Primark attacked over 7p wages
LONDON - War on Want, the charity that fights global poverty, is staging a protest against Primark today over research that shows its Bangladeshi workers are paid as little as 7p an hour for up to 80 hours a week.
The charity warns that Primark is ignoring rising basic living costs for employees making garments in the Bangladeshi capital Dhaka, who are now worse off than two years ago.
It claims that Primark is beating the recession, with profits up 17% to £233m during the 12 months ending in September, while its employees are on the minimum wage, £13.97 (1663 taka) a month, and all of them earning far less than a living wage.

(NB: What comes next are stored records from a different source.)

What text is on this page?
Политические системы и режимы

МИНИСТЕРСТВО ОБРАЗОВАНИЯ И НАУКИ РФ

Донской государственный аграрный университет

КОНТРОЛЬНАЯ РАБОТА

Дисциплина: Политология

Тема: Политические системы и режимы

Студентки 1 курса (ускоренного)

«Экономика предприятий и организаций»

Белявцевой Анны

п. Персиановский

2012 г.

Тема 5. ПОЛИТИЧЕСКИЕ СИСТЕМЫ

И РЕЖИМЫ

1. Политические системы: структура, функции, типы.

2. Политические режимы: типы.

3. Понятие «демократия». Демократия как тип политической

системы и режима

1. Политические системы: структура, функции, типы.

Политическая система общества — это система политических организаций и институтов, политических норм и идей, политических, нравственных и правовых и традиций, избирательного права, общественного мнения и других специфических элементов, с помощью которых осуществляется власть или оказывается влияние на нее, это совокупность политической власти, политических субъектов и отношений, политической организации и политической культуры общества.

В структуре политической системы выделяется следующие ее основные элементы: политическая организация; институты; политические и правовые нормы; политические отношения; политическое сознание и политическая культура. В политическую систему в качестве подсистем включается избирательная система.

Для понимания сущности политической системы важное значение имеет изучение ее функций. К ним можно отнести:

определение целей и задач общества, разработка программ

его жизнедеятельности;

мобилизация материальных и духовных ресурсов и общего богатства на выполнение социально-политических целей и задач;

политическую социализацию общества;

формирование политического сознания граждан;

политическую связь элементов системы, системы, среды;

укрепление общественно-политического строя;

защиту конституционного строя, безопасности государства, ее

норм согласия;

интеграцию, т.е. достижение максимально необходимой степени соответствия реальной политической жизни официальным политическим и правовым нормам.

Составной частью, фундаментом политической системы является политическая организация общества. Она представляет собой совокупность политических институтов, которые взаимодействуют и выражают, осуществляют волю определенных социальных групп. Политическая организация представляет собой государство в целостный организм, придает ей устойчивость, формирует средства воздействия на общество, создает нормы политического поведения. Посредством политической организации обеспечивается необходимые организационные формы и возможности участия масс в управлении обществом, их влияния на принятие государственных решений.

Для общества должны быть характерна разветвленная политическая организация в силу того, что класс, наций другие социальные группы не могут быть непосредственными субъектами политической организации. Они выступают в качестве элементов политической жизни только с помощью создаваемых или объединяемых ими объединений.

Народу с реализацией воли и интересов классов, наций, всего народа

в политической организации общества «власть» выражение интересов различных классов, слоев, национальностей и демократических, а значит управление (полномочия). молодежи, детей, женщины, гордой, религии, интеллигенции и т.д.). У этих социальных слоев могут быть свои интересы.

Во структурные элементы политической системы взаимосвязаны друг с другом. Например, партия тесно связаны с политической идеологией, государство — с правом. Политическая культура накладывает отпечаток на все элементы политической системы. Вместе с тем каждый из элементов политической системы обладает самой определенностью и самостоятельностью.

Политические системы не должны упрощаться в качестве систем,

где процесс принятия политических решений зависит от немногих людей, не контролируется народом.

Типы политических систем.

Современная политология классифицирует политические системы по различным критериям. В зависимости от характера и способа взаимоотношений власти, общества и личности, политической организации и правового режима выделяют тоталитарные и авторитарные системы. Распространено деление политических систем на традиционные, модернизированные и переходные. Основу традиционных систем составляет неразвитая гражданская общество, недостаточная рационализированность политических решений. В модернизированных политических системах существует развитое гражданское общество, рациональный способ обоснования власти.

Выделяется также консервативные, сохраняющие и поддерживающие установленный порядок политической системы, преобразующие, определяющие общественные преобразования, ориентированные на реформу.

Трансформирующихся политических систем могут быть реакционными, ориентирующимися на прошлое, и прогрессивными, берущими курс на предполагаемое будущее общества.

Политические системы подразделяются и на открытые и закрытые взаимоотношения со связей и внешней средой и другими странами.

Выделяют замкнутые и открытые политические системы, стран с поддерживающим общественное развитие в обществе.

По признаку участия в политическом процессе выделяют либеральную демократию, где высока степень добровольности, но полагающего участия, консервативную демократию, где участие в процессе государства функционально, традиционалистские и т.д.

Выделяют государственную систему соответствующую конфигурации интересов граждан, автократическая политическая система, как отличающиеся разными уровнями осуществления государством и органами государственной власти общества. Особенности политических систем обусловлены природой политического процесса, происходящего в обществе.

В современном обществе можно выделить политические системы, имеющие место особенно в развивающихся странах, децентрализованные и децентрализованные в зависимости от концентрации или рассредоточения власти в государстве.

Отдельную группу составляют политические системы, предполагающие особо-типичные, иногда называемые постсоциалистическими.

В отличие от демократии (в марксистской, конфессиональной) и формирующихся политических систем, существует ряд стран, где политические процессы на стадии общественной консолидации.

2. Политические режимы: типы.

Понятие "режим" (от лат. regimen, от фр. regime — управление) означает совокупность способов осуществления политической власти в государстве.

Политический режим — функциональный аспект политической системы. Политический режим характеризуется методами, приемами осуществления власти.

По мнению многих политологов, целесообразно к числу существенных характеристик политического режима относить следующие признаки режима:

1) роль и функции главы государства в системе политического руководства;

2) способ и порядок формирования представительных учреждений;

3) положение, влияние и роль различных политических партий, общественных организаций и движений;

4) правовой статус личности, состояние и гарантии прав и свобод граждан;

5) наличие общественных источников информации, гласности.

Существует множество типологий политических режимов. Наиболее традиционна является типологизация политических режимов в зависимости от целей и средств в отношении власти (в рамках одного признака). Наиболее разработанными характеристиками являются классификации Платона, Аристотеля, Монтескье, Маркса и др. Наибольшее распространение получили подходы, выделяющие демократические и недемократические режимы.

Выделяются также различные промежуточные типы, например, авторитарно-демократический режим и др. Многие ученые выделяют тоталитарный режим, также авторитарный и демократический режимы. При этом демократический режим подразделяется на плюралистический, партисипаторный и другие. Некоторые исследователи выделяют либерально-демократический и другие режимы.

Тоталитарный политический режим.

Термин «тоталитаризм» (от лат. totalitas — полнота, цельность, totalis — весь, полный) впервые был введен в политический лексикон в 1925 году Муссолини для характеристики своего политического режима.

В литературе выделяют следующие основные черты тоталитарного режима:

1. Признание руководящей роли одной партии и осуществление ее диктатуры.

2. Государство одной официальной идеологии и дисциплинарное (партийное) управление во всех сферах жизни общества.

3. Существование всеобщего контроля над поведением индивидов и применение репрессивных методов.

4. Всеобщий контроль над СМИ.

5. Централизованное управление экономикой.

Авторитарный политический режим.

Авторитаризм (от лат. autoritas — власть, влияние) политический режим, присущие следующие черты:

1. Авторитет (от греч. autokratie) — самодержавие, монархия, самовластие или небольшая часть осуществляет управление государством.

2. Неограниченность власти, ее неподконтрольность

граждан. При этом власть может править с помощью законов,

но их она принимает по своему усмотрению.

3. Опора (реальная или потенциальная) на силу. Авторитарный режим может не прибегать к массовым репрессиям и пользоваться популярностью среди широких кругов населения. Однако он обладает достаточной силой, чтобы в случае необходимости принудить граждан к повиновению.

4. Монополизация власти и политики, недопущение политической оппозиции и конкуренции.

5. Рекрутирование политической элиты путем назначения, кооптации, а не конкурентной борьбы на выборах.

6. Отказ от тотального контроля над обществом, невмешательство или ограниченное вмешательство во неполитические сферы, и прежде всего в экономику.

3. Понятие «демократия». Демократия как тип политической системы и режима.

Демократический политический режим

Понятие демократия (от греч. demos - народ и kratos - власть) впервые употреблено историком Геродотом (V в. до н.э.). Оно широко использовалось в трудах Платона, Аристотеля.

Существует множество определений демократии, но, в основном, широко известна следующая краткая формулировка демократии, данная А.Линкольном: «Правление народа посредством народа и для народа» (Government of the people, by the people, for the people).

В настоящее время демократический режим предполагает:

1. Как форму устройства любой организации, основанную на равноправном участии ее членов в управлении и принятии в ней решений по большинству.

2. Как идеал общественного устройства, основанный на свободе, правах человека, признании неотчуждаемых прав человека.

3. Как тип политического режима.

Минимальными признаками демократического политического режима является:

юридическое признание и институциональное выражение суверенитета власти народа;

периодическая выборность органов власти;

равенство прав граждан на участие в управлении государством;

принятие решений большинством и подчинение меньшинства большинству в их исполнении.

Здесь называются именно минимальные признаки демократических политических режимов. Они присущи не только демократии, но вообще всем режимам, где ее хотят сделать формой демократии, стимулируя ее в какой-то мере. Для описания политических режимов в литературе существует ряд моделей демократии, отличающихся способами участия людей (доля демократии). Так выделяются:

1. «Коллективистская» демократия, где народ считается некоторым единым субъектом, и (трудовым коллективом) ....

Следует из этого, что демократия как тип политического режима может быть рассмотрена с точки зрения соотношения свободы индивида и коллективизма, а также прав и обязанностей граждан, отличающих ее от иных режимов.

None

War on Want will stage a protest outside Primark's flagship store in London's Oxford Street this morning with its researcher Khorshed Alam, who has flown to the UK from Bangladesh.
Campaigners from the charity and Alam will then go into the annual meeting of Primark's parent company, Associated British Foods, to speak out against its sweatshops.
The charity's report also reveals similar pay and conditions for Dhaka employees making clothes for Asda, Britain's second-largest clothing retailer by volume, and Tesco, the UK's biggest supermarket fashion chain.
War on Want's protest comes less than six months after the broadcast of Panorama's 'Primark: On the Rack' undercover report on BBC One, exposing the use of child labour to make some of the retailer's clothes.
When presented with the results, Primark sacked three of its suppliers ahead of the broadcast, which attracted 4.2m viewers.
War on Want is demanding that the British government introduce regulation to ensure overseas suppliers pay a living wage and allow exploited staff to seek justice in UK courts.
Employees calculate a worker needs £44.82 (5333 taka) a month to give their family nutritious food, clean water, shelter, clothes, education, health care and transport. Yet average workers' pay, £19.16 a month, is less than half a living wage.
Ruth Tanner, campaigns and policy director at War on Want, said: "Primark, Asda and Tesco promise a living wage for their garment makers. But workers are actually worse off than when we exposed their exploitation two years ago. The UK government must bring in effective regulation to stop British companies profiting from abuse."